Resultaba obvio que el cuerpo había sido enviado a la Tierra con algunos programas incorporados… sal del almacén, dile a Cobb Anderson que vaya a la Luna, mete la cabeza en el primer camión del Señor Helado que veas. La pregunta clave era: ¿había más programas preparados para llevarse a cabo? O peor: ¿estaban los autónomos en condiciones de controlarle instantáneamente? ¿Notaría la diferencia? ¿Quién, para abreviar, sujetaba las riendas? ¿Cobb… o un gran autónomo llamado Señor Helado?

Tenía la mente clara como el agua, clara como la jodida agua. De pronto se acordó del otro robot. Cobb atravesó el porche, entró en la casa, cruzó el diminuto vestíbulo y abrió la puerta de su dormitorio. El cuerpo artificial idéntico a Sta-Hi aún yacía en la cama. Sus facciones se habían aflojado y hundido. Cobb se inclinó sobre el cuerpo y escuchó. Ni un sonido. Este estaba apagado.

¿Por qué? El auténtico Sta-Hi está a punto de volver, había dicho el conductor del camión. De modo que querían quitar a éste de la circulación antes de que se descubriera que era un robot. Había sustituido a Sta-Hi y trabajado en el puerto espacial con Mooney. El plan del robot había consistido en pasar de contrabando un montón de robots remotos por las aduanas y fuera de los almacenes. Un día se lo había mencionado a Cobb mientras pescaban. ¿Por qué tantos robots?

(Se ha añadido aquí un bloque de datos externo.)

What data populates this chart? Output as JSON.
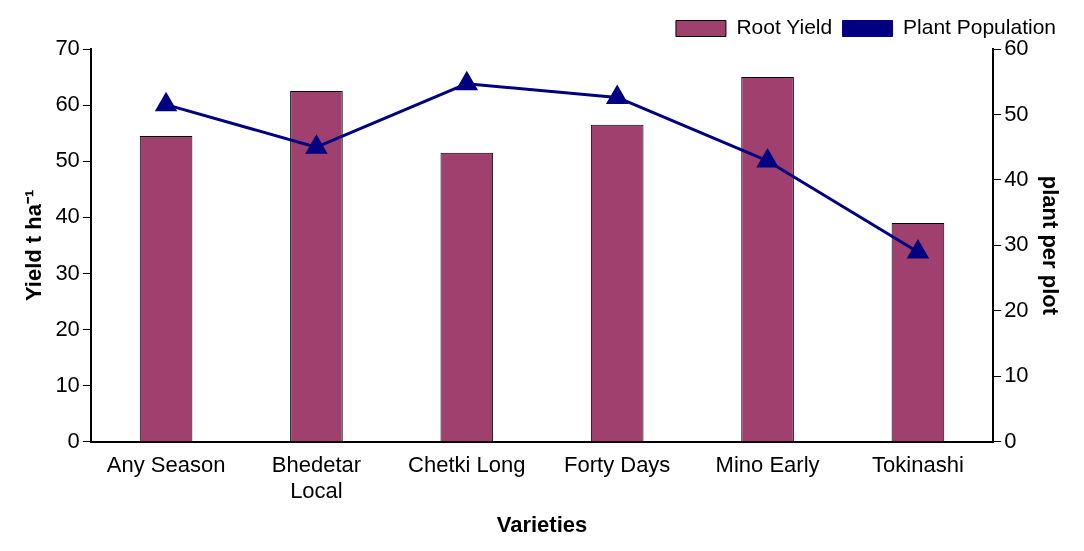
{
  "chart_data": {
    "type": "bar",
    "xlabel": "Varieties",
    "ylabel": "Yield t ha⁻¹",
    "y2label": "plant per plot",
    "categories": [
      "Any Season",
      "Bhedetar Local",
      "Chetki Long",
      "Forty Days",
      "Mino Early",
      "Tokinashi"
    ],
    "series": [
      {
        "name": "Root Yield",
        "color": "#a0406e",
        "values": [
          54.5,
          62.5,
          51.5,
          56.5,
          65,
          39
        ]
      },
      {
        "name": "Plant Population",
        "type": "line",
        "axis": "y2",
        "color": "#000080",
        "marker": "triangle",
        "values": [
          51.5,
          45,
          54.7,
          52.6,
          42.9,
          29
        ]
      }
    ],
    "ylim": [
      0,
      70
    ],
    "yticks": [
      0,
      10,
      20,
      30,
      40,
      50,
      60,
      70
    ],
    "y2lim": [
      0,
      60
    ],
    "y2ticks": [
      0,
      10,
      20,
      30,
      40,
      50,
      60
    ],
    "grid": false,
    "legend": "top right"
  }
}
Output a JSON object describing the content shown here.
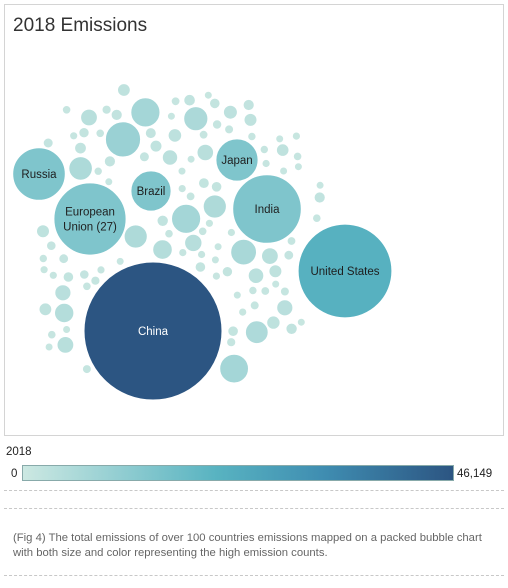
{
  "chart_data": {
    "type": "bubble",
    "title": "2018 Emissions",
    "legend": {
      "title": "2018",
      "min_label": "0",
      "max_label": "46,149",
      "min": 0,
      "max": 46149
    },
    "labeled_series": [
      {
        "name": "China",
        "value": 46149
      },
      {
        "name": "United States",
        "value": 21300
      },
      {
        "name": "India",
        "value": 11400
      },
      {
        "name": "European Union (27)",
        "value": 12600
      },
      {
        "name": "Russia",
        "value": 6700
      },
      {
        "name": "Brazil",
        "value": 3900
      },
      {
        "name": "Japan",
        "value": 4300
      }
    ],
    "unlabeled_count": 110
  },
  "caption": "(Fig 4) The total emissions of over 100 countries emissions mapped on a packed bubble chart with both size and color representing the high emission counts.",
  "colors": {
    "low": "#cce8e2",
    "mid": "#58b3c1",
    "high": "#2c5582"
  }
}
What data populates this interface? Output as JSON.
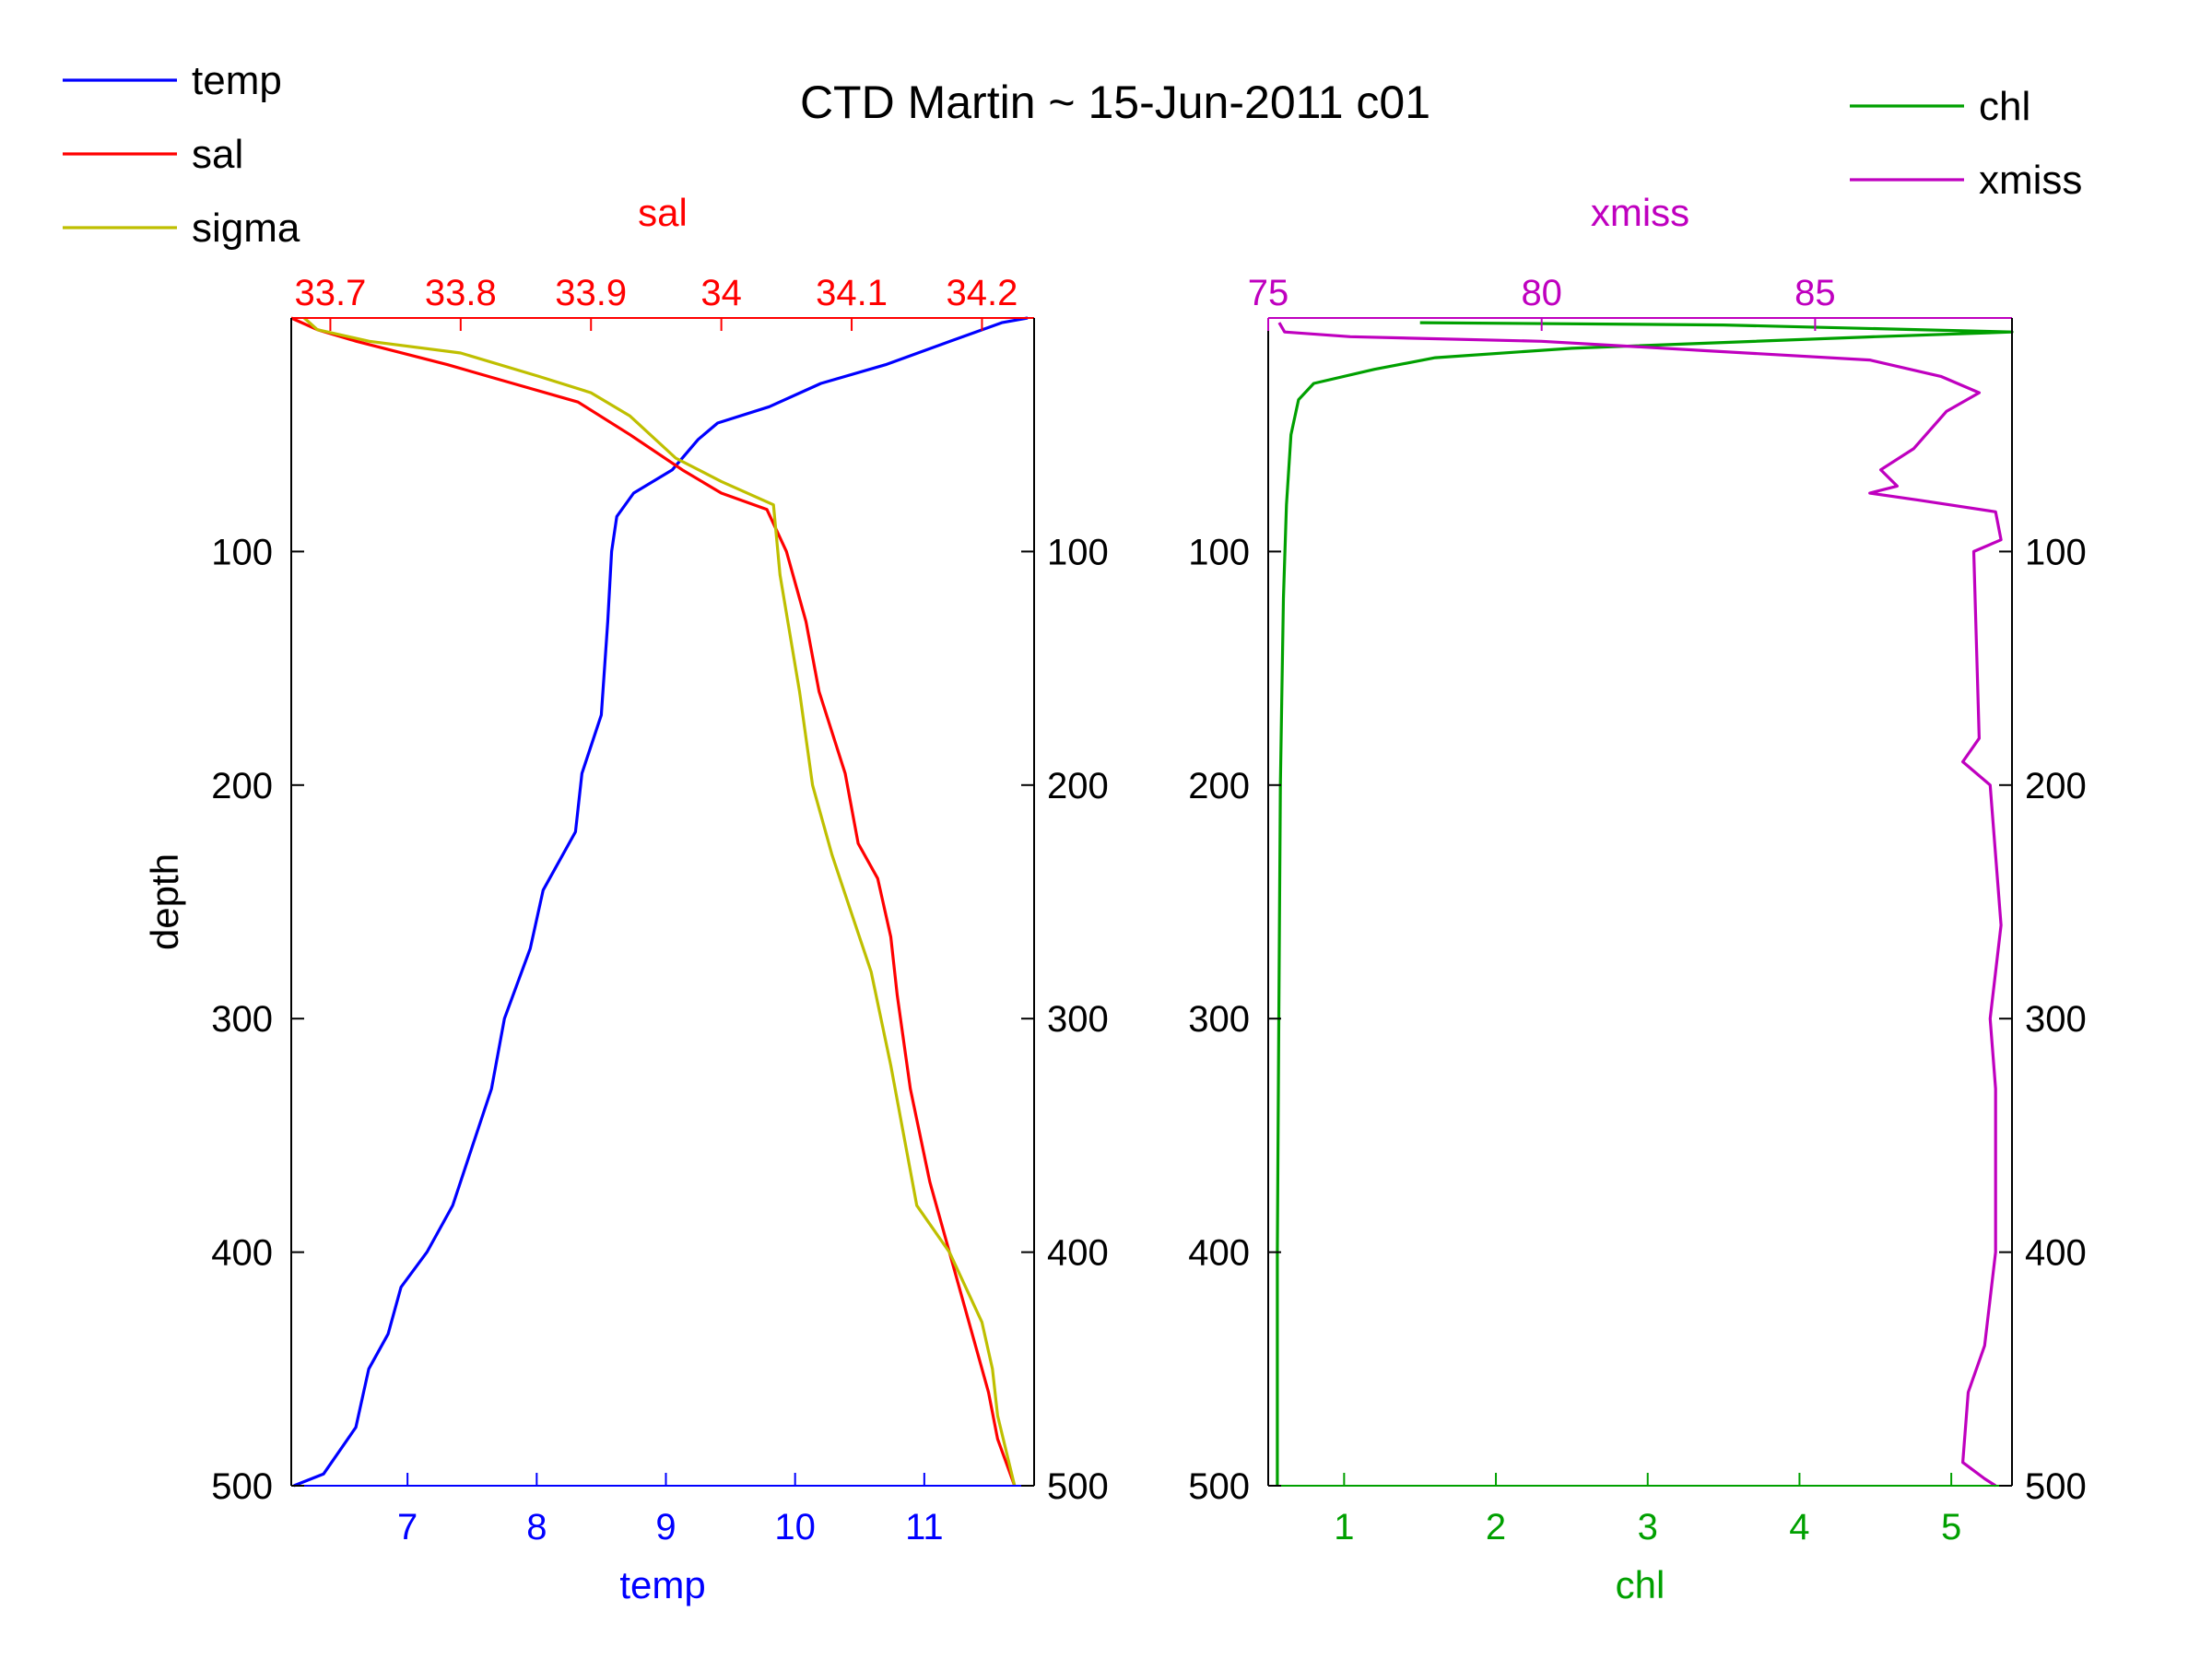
{
  "title": "CTD Martin ~ 15-Jun-2011 c01",
  "colors": {
    "temp": "#0000ff",
    "sal": "#ff0000",
    "sigma": "#bfbf00",
    "chl": "#00a000",
    "xmiss": "#bf00bf",
    "axis": "#000000"
  },
  "legend_left": [
    {
      "key": "temp",
      "label": "temp"
    },
    {
      "key": "sal",
      "label": "sal"
    },
    {
      "key": "sigma",
      "label": "sigma"
    }
  ],
  "legend_right": [
    {
      "key": "chl",
      "label": "chl"
    },
    {
      "key": "xmiss",
      "label": "xmiss"
    }
  ],
  "chart_data": [
    {
      "type": "line",
      "title": "CTD Martin ~ 15-Jun-2011 c01",
      "ylabel": "depth",
      "ylim": [
        0,
        500
      ],
      "y_reversed": true,
      "yticks": [
        100,
        200,
        300,
        400,
        500
      ],
      "bottom_axis": {
        "label": "temp",
        "lim": [
          6.1,
          11.85
        ],
        "ticks": [
          7,
          8,
          9,
          10,
          11
        ]
      },
      "top_axis": {
        "label": "sal",
        "lim": [
          33.67,
          34.24
        ],
        "ticks": [
          33.7,
          33.8,
          33.9,
          34,
          34.1,
          34.2
        ]
      },
      "series": [
        {
          "name": "temp",
          "axis": "bottom",
          "points": [
            [
              11.8,
              0
            ],
            [
              11.6,
              2
            ],
            [
              11.2,
              10
            ],
            [
              10.7,
              20
            ],
            [
              10.2,
              28
            ],
            [
              9.8,
              38
            ],
            [
              9.4,
              45
            ],
            [
              9.25,
              52
            ],
            [
              9.05,
              65
            ],
            [
              8.75,
              75
            ],
            [
              8.62,
              85
            ],
            [
              8.58,
              100
            ],
            [
              8.55,
              130
            ],
            [
              8.5,
              170
            ],
            [
              8.35,
              195
            ],
            [
              8.3,
              220
            ],
            [
              8.05,
              245
            ],
            [
              7.95,
              270
            ],
            [
              7.75,
              300
            ],
            [
              7.65,
              330
            ],
            [
              7.5,
              355
            ],
            [
              7.35,
              380
            ],
            [
              7.15,
              400
            ],
            [
              6.95,
              415
            ],
            [
              6.85,
              435
            ],
            [
              6.7,
              450
            ],
            [
              6.6,
              475
            ],
            [
              6.35,
              495
            ],
            [
              6.12,
              500
            ]
          ]
        },
        {
          "name": "sal",
          "axis": "top",
          "points": [
            [
              33.67,
              0
            ],
            [
              33.69,
              5
            ],
            [
              33.72,
              10
            ],
            [
              33.79,
              20
            ],
            [
              33.84,
              28
            ],
            [
              33.89,
              36
            ],
            [
              33.93,
              50
            ],
            [
              33.97,
              65
            ],
            [
              34.0,
              75
            ],
            [
              34.035,
              82
            ],
            [
              34.05,
              100
            ],
            [
              34.065,
              130
            ],
            [
              34.075,
              160
            ],
            [
              34.095,
              195
            ],
            [
              34.105,
              225
            ],
            [
              34.12,
              240
            ],
            [
              34.13,
              265
            ],
            [
              34.135,
              290
            ],
            [
              34.145,
              330
            ],
            [
              34.16,
              370
            ],
            [
              34.175,
              400
            ],
            [
              34.19,
              430
            ],
            [
              34.205,
              460
            ],
            [
              34.212,
              480
            ],
            [
              34.225,
              500
            ]
          ]
        },
        {
          "name": "sigma",
          "axis": "top",
          "points": [
            [
              33.68,
              0
            ],
            [
              33.69,
              5
            ],
            [
              33.73,
              10
            ],
            [
              33.8,
              15
            ],
            [
              33.86,
              25
            ],
            [
              33.9,
              32
            ],
            [
              33.93,
              42
            ],
            [
              33.965,
              60
            ],
            [
              34.0,
              70
            ],
            [
              34.04,
              80
            ],
            [
              34.045,
              110
            ],
            [
              34.06,
              160
            ],
            [
              34.07,
              200
            ],
            [
              34.085,
              230
            ],
            [
              34.1,
              255
            ],
            [
              34.115,
              280
            ],
            [
              34.13,
              320
            ],
            [
              34.14,
              350
            ],
            [
              34.15,
              380
            ],
            [
              34.175,
              400
            ],
            [
              34.2,
              430
            ],
            [
              34.208,
              450
            ],
            [
              34.212,
              470
            ],
            [
              34.225,
              500
            ]
          ]
        }
      ]
    },
    {
      "type": "line",
      "ylabel": "",
      "ylim": [
        0,
        500
      ],
      "y_reversed": true,
      "yticks": [
        100,
        200,
        300,
        400,
        500
      ],
      "bottom_axis": {
        "label": "chl",
        "lim": [
          0.5,
          5.4
        ],
        "ticks": [
          1,
          2,
          3,
          4,
          5
        ]
      },
      "top_axis": {
        "label": "xmiss",
        "lim": [
          75,
          88.6
        ],
        "ticks": [
          75,
          80,
          85
        ]
      },
      "series": [
        {
          "name": "chl",
          "axis": "bottom",
          "points": [
            [
              1.5,
              2
            ],
            [
              3.5,
              3
            ],
            [
              5.4,
              6
            ],
            [
              4.5,
              8
            ],
            [
              2.5,
              13
            ],
            [
              1.6,
              17
            ],
            [
              1.2,
              22
            ],
            [
              0.8,
              28
            ],
            [
              0.7,
              35
            ],
            [
              0.65,
              50
            ],
            [
              0.62,
              80
            ],
            [
              0.6,
              120
            ],
            [
              0.58,
              200
            ],
            [
              0.57,
              300
            ],
            [
              0.56,
              400
            ],
            [
              0.56,
              500
            ]
          ]
        },
        {
          "name": "xmiss",
          "axis": "top",
          "points": [
            [
              75.2,
              2
            ],
            [
              75.3,
              6
            ],
            [
              76.5,
              8
            ],
            [
              80.0,
              10
            ],
            [
              83.0,
              14
            ],
            [
              86.0,
              18
            ],
            [
              87.3,
              25
            ],
            [
              88.0,
              32
            ],
            [
              87.4,
              40
            ],
            [
              86.8,
              56
            ],
            [
              86.2,
              65
            ],
            [
              86.5,
              72
            ],
            [
              86.0,
              75
            ],
            [
              86.9,
              78
            ],
            [
              88.3,
              83
            ],
            [
              88.4,
              95
            ],
            [
              87.9,
              100
            ],
            [
              88.0,
              180
            ],
            [
              87.7,
              190
            ],
            [
              88.2,
              200
            ],
            [
              88.4,
              260
            ],
            [
              88.2,
              300
            ],
            [
              88.3,
              330
            ],
            [
              88.3,
              400
            ],
            [
              88.1,
              440
            ],
            [
              87.8,
              460
            ],
            [
              87.7,
              490
            ],
            [
              88.1,
              497
            ],
            [
              88.3,
              500
            ]
          ]
        }
      ]
    }
  ]
}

¿Muestras de gratitud, todos y cada uno? De ninguna manera. ¿Qué querían los autónomos?

La puerta golpeó detrás de él. Era Annie. Se había hecho algo en la cara y en el pelo. Al verle, resplandeció como un girasol.

—Son casi las seis, Cobb. ¿Qué te parece si vamos paseando hasta Gray Arca y cenamos primero alguna cosita?

Él notó su frágil felicidad con tanta claridad como si fuera la suya. Avanzó y la besó.

—Estás muy hermosa.

Se había puesto un vestido ancho con dibujos hawaianos.

—¿Y tú, Cobb, no deberías cambiarte?

—Tienes razón.

Ella le siguió hasta su habitación y le ayudó a encontrar los pantalones blancos y la camisa deportiva negra que le había planchado para esta noche.

—¿Qué hacemos con él? —preguntó Annie en voz baja, señalando a la inerte figura que ocupaba la cama de Cobb.

—Déjale que duerma. Quizá se recupere.

El camión vendría a buscarle, aprovechando su ausencia. ¡Ahí te pudras!

Adivinó los pensamientos de Annie mientras se vestía. Su nuevo cuerpo no era tan grueso como el anterior y las ropas, por fin, le sentaban a la medida, sin apreturas.

—Temí que estuvieras borracho —dijo Annie, titubeante.

—Tomaré un trago rápido —replicó Cobb. Su nueva sensibilidad hacia los pensamientos y los sentimientos de los demás era difícil de controlar—. Espera un segundo.

La subrutina Ebriedad debía de seguir presumiblemente activada. Cobb fue a la cocina, bloqueó con un dedo la fosa nasal derecha e inhaló con fuerza. Una cálida y relajante sensación invadió la boca de su estómago y la parte posterior de las rodillas, extendiéndose por el resto del cuerpo como si hubiera tomado un bourbon doble.

—Esto está mejor —murmuró Cobb.

Abrió y cerró el armario de la cocina para fingir que había sacado una botella. Otro veloz resoplido antes de que Annie entrara. Cobb se sintió bien.

—Vámonos, muñeca. Lo pasaremos de puta madre.